The WM
One of the sharpest tactical practices of the early 20th century was the creation and perfection of the offside trap. With three players needed to be between the goal and the opponent (as opposed to two in the modern game), it was very easy with the pyramid system to catch attackers offside. The first team to realise this was Notts County whose defenders Montgomery and Morley would use the trap to prevent opposing attacks. The masters of the trap though were Newcastle , with Bill McCracken and Frank Hudspeth as full-backs.
The result of the offside trap was a decease in the number of goals, and to remedy this the International Football Association Board (IFAB) took action. In 1925 they made the change to the modern offside law under which only two players (including the goalkeeper) need to be between a player and the goal for a player to be onside. Not only did this make it harder for a team to catch players offside as it needed greater coordination of the defensive line, it also made it much more risky as a failed attempt would see an attacker clear in on goal.
In the years after the change the number of goals rocketed. In the 1926-7 season George Camsell of Middlesbrough scored 59 goals in the league in just 37 games, the next season Dixie Dean scored 60 league goals in 39 games. Clearly the actions of the IFAB worked, but for coaches it presented a new problem: how to stop the opposition scoring.

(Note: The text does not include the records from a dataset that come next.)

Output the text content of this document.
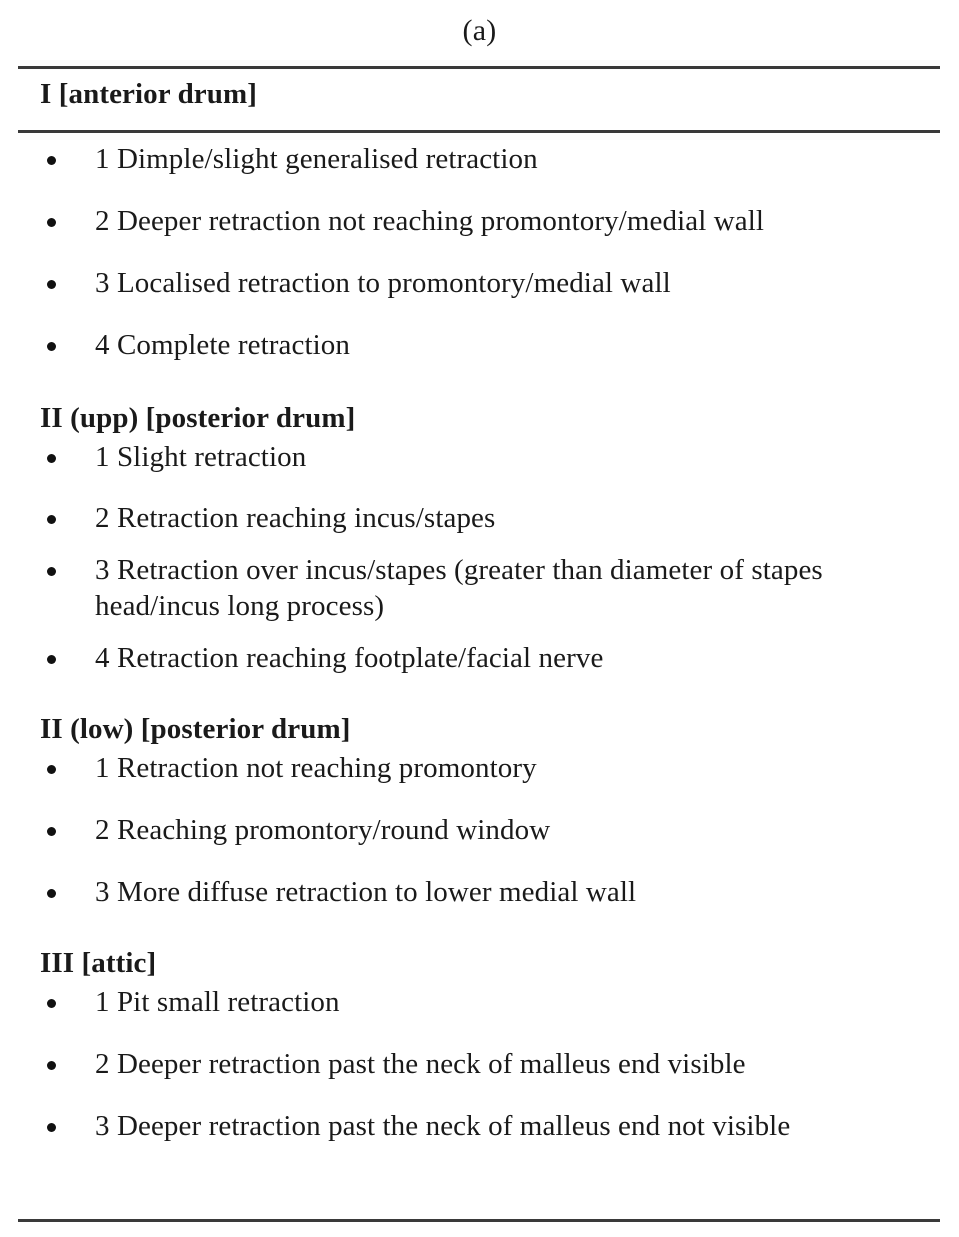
(a)
I [anterior drum]
1 Dimple/slight generalised retraction
2 Deeper retraction not reaching promontory/medial wall
3 Localised retraction to promontory/medial wall
4 Complete retraction
II (upp) [posterior drum]
1 Slight retraction
2 Retraction reaching incus/stapes
3 Retraction over incus/stapes (greater than diameter of stapes
head/incus long process)
4 Retraction reaching footplate/facial nerve
II (low) [posterior drum]
1 Retraction not reaching promontory
2 Reaching promontory/round window
3 More diffuse retraction to lower medial wall
III [attic]
1 Pit small retraction
2 Deeper retraction past the neck of malleus end visible
3 Deeper retraction past the neck of malleus end not visible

Herbert Chapman was the greatest manager of his day. At Huddersfield he had created a team which would win 3 league titles in a row, with a system which seemed to run counter to all footballing orthodoxies. In the past the league’s best teams had been those who enjoyed the majority of possession and made this pressure count by converting it into goals. Chapman turned this thinking on its head and became the first manager to use counter-attacking as a genuine strategy rather than a mere response.
Chapman’s Huddersfield would defend deep and then launch quick counter attacks, before their opponents could reorganise their own defence.
In 1925 Chapman accepted the chance to move south and manage an Arsenal team who were less than successful at the time. In exchange for leaving the best team in the country Chapman requested full control of the team and warned chairman Henry Norris that he would not win anything for 5 years. Chapman’s pedigree forced the normally overbearing Norris to agree, and there began the beginnings of Arsenal’s success.
Chapman’s first signing at Arsenal was the great Sunderland inside-forward Charlie Buchan, a man who himself had a definite opinion on the impact of the new offside Law. What Buchan realised was that to combat the new Law it would be necessary to move the centre-half into defence and slot him between the two fullbacks. This new centre-back would provide much greater cover for the full-backs and give the team a stronger base from which to build. If Chapman was to continue his counter attacking policy it would be necessary to have a strong defence on which to base it.
The WM system though did not see just one radical change, but two. In order to make up for the loss of creativity suffered by the withdrawal of the centre-half, it was necessary to force one of the inside-forwards deeper to link the play between defence and attack. Buchan himself was too valuable a goalscorer to allow to play in such a deep position, so at first Chapman tried Andy Neil in the role with significant success. It was in 1928 though and with the arrival of Alex James from Preston that the withdrawn inside-forward really came alive.
Arsenal (below) v. Huddersfield, 1930 |
By 1930 the system was fully evolved, and it marked some radical changes for each position. With the arrival of the centre-back he was now charged with marking the opposing centre-forward, the full-backs now marked the opposing wingers, while the wing-halves would mark the inside forwards. For Arsenal, both inside-forwards were now playing in deep positions as David Jack arrived to play alongside Alex James.
The results were remarkable, as Arsenal won 3 titles in a row (though Chapman died suddenly mid-way through the second season) and dominated English football in the 1960s. As he had at Huddersfield , Chapman relied on counter-attack and made special use of his wingers, Joe Hulme and Cliff Bastin who were expected to score plenty of goals in contrast to the majority of wingers in the league.